There’s a moment in the lab, after he’s made the peptide-based nanostructure to carry a drug to its target, after he’s anticipated its structure, that Jin Mo Koo ’17 gets to see with his own eyes—through TEM imaging—what the molecule he’s created actually looks like, and confirm that it actually works.
“The first time I saw that was my most memorable moment,” says Koo, a senior who has earned the Sarah K. Doshna Undergraduate Research Award and the Loy Wilkinson Award.
Koo, originally from Seoul, South Korea, chose to major in chemical and biomolecular engineering because of his interest in refining drug-delivery techniques to help heal people. The lab tests various peptide sequences and ways to functionalize them using dye and polymers, for example, to find the optimal properties to carry drugs to their target sites most efficiently. Koo’s role is to make and characterize the peptides, whose potency and efficiency are then tested using animal studies.

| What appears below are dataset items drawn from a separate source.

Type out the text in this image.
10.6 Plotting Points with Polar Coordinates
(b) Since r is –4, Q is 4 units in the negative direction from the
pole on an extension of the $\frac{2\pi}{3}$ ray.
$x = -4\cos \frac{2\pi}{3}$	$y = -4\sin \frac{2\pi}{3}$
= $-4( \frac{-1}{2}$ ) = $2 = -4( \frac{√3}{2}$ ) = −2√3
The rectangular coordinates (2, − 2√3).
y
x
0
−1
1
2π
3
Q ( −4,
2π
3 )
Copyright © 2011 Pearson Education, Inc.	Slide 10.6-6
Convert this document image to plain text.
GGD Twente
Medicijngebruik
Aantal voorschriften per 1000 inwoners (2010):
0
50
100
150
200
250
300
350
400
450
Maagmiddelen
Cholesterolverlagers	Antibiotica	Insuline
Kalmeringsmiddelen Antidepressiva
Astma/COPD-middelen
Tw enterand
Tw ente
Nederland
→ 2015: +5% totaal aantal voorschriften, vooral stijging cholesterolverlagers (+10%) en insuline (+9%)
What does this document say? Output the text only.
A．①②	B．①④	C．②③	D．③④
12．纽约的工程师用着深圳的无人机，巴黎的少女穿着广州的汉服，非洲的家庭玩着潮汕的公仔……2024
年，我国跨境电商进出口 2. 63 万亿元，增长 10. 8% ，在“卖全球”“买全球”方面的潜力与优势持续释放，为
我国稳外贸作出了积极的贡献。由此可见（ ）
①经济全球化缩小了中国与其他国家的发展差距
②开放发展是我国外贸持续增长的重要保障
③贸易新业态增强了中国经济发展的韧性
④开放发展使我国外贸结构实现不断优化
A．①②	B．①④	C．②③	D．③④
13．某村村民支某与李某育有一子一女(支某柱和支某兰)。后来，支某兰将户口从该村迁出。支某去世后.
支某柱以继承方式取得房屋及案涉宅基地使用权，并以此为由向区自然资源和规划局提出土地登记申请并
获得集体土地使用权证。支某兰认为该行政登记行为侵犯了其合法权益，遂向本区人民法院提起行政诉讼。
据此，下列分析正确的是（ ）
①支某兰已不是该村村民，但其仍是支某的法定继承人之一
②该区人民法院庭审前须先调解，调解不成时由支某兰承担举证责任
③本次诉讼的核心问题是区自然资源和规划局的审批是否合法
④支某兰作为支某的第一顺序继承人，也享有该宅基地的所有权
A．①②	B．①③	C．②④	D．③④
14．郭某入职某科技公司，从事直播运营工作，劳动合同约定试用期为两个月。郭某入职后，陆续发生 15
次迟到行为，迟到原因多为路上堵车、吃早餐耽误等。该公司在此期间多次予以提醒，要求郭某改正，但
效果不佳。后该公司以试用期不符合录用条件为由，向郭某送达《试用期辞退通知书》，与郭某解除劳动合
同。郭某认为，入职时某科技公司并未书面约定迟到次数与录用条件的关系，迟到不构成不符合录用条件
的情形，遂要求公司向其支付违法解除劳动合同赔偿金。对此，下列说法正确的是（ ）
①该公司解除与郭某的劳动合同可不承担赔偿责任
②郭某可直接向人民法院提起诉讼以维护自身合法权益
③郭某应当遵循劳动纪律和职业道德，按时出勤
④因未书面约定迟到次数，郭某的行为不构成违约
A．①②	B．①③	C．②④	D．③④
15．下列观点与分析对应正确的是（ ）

Koo is deciding between attending Caltech and Princeton next year to earn his PhD, with the ultimate goal of entering industry to start his own drug delivery company. His time in the lab has given him inner strength and taught him to take the broader view, he says; to keep trying when something doesn’t work the first time. The experience of success in his courses and the lab has given him the confidence to tackle anything that comes his way.
“If you fail one step, it doesn’t mean the whole thing’s going to fail,” Koo says. “I became more visionary than I was in high school.”